Keywords:Europa , Mission, Habitability, Spacecraft

It is expected that Jupiter's moon Europa may have the three ingredients thought necessary for life to exist: liquid water, chemical elements from which to build organic molecules, and chemical energy. Europa is hypothesized to have the three ingredients in the form of: (1) an extensive saltwater ocean beneath an ice shell that is geodynamically active and relatively thin (several kilometers to several tens of kilometers thick); (2) key chemical elements derived from the primordial chondritic composition of the Jovian protoplanetary disk, plus delivery by asteroids and comets over time; and (3) a source of chemical energy for life, from the combination of irradiation of its surface to produce oxidants, plus hydrothermal activity and/or serpentinization at its ocean floor to produce reductants.
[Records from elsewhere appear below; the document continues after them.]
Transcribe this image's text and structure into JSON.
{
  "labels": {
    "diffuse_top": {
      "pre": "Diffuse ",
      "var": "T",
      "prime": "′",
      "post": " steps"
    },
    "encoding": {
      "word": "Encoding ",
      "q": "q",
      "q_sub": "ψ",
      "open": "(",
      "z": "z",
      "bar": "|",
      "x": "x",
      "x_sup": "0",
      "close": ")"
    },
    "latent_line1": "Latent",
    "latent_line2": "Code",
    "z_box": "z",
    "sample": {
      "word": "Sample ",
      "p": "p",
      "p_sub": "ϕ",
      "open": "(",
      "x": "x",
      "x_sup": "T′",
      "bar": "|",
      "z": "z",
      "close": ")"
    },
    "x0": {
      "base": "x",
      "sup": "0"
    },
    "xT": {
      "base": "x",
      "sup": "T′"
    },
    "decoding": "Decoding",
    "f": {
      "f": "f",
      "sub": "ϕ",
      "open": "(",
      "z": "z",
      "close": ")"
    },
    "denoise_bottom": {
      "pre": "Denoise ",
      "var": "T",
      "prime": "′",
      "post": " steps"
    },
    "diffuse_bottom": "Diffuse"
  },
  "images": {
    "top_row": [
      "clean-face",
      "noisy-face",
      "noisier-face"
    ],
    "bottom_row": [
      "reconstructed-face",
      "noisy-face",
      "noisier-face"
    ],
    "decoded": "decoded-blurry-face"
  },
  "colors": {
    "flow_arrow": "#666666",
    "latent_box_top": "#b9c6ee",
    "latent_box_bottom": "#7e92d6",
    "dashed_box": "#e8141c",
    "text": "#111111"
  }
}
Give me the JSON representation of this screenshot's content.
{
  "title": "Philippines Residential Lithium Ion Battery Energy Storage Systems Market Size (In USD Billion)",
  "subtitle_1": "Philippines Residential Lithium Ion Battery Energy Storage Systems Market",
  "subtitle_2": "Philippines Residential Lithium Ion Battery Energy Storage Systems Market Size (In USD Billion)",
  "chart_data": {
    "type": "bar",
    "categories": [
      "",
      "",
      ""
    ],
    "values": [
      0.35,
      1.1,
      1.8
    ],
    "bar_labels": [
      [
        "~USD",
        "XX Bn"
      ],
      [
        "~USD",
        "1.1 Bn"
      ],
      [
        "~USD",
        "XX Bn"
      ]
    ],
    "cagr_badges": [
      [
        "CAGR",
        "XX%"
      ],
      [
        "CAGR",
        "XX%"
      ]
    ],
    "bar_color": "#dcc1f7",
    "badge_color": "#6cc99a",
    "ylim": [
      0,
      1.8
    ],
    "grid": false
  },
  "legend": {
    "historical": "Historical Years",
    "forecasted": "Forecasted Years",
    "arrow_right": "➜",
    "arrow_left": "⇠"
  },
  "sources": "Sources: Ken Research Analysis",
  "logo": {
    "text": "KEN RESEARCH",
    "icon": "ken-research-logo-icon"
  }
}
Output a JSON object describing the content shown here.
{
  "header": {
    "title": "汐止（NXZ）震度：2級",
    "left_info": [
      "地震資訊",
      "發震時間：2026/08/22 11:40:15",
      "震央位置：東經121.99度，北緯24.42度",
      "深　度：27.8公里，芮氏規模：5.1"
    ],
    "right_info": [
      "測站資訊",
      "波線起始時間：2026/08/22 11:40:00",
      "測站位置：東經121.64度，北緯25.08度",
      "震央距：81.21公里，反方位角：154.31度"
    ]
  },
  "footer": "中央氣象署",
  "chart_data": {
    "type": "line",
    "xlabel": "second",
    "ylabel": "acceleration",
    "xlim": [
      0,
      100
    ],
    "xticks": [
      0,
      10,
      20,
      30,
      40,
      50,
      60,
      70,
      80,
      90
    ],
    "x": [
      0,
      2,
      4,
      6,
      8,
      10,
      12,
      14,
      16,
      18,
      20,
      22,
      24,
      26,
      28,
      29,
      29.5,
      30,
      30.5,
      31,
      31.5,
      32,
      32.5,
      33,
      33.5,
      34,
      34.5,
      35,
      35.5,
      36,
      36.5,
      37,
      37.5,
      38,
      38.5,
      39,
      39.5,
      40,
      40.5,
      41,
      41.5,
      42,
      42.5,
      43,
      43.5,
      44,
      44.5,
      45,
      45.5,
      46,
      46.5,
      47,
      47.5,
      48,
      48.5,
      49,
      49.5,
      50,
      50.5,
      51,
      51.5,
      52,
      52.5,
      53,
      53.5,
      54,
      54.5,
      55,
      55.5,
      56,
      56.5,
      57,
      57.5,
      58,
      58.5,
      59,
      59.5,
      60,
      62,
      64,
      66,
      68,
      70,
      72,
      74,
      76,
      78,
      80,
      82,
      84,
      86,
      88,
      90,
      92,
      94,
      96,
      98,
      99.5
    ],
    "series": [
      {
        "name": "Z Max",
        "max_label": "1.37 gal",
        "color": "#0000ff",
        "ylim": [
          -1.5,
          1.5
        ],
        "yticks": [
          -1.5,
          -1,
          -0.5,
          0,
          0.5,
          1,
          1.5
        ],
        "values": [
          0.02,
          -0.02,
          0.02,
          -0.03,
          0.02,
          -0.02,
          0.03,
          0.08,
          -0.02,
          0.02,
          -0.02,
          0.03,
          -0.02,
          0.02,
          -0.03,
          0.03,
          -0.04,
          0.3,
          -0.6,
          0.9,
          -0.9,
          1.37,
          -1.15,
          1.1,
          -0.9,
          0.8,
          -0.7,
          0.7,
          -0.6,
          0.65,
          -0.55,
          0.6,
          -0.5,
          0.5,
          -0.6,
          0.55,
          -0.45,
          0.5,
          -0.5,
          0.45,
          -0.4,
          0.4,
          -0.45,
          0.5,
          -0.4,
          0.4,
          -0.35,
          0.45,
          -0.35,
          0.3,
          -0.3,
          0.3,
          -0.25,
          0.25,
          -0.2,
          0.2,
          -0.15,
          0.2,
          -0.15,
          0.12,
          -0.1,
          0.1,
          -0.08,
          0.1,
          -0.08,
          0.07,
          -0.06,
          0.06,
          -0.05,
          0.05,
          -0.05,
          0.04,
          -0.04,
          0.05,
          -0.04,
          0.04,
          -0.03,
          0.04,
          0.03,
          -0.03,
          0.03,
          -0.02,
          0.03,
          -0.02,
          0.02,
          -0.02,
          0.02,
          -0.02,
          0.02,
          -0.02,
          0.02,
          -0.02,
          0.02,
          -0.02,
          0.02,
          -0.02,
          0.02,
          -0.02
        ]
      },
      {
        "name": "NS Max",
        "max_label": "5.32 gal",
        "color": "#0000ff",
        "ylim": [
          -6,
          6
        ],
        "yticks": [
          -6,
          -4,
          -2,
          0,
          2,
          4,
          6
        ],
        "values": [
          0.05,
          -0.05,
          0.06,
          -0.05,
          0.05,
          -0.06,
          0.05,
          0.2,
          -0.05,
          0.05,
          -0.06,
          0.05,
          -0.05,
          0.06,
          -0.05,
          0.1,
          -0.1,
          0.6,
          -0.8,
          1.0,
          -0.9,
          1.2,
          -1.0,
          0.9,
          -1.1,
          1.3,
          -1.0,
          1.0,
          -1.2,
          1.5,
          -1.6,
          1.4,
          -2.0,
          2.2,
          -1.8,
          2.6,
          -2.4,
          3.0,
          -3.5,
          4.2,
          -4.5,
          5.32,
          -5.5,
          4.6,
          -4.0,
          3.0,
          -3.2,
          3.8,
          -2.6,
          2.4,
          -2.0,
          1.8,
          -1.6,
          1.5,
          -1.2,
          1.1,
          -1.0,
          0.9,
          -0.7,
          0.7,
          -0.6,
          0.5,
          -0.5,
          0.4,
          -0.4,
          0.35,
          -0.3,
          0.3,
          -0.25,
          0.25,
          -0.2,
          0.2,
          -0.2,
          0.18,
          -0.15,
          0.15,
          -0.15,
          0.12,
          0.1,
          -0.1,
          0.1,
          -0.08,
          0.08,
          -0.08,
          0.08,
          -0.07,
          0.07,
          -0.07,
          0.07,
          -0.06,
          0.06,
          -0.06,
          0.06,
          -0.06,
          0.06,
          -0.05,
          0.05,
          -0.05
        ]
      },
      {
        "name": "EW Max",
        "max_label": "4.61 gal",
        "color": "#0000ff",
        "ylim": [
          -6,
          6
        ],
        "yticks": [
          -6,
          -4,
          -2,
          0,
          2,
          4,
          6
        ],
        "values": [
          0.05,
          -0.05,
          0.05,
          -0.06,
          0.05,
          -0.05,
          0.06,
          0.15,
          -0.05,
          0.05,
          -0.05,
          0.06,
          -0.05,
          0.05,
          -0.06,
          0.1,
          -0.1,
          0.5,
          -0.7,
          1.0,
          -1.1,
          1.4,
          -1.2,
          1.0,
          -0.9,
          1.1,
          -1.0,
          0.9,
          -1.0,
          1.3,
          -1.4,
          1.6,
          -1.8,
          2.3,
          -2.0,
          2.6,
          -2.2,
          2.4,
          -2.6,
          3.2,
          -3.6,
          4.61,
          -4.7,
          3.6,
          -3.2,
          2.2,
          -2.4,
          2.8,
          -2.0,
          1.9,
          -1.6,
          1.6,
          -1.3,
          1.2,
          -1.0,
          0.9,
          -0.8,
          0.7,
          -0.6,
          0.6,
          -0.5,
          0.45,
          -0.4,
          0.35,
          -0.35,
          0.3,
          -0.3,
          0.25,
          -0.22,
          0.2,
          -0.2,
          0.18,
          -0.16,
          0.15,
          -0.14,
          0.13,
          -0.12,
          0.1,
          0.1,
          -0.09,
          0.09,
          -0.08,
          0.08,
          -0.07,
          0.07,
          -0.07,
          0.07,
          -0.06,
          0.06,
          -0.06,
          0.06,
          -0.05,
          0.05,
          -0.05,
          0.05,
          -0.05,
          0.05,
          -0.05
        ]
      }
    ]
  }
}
NASA recently approved the development of a flagship-level mission to explore Europa, with the specific goal of investigating its habitability. The spacecraft will launch some time in the next decade, and will arrive in the Jupiter system between 3 and 7 years later, depending on which launch vehicle and trajectory is selected. In order to survive the harsh Jovian radiation environment, the spacecraft will orbit Jupiter, dipping in and out of its radiation belts, and will encounter Europa at different positions in its orbit for a total of over 40 close flybys. This strategy allows data to be acquired from across most of the moon’s surface and enables particles and fields measurements to be made in the local vicinity.
High-priority science will be accomplished through interrogations of the moon’s ice shell, ocean, composition, geology, and current activity. The payload consists of five remote sensing instruments that cover the wavelength range from ultraviolet through radar and four in-situ instruments that measure fields and particles; moreover, gravity science can be achieved via the telecom system, and valuable scientific data could come from the spacecraft’s planned engineering radiation monitoring system. The remote sensing instruments are: an ultraviolet spectrograph (Europa-UVS); a wide-angle and narrow-angle visible camera system (EIS); an infrared spectrometer (MISE); a thermal instrument (E-THEMIS); and an ice-penetrating radar (REASON). The in-situ instruments are: a magnetometer suite (ICEMAG); a plasma instrument (PIMS); a time-of-flight mass spectrometer (MASPEX); and a dust analyzer (SUDA). Taken together, the payload has the potential to test hypotheses and make discoveries relevant to the composition, interior, and geology of Europa, in order to address the potential habitability of this intriguing moon.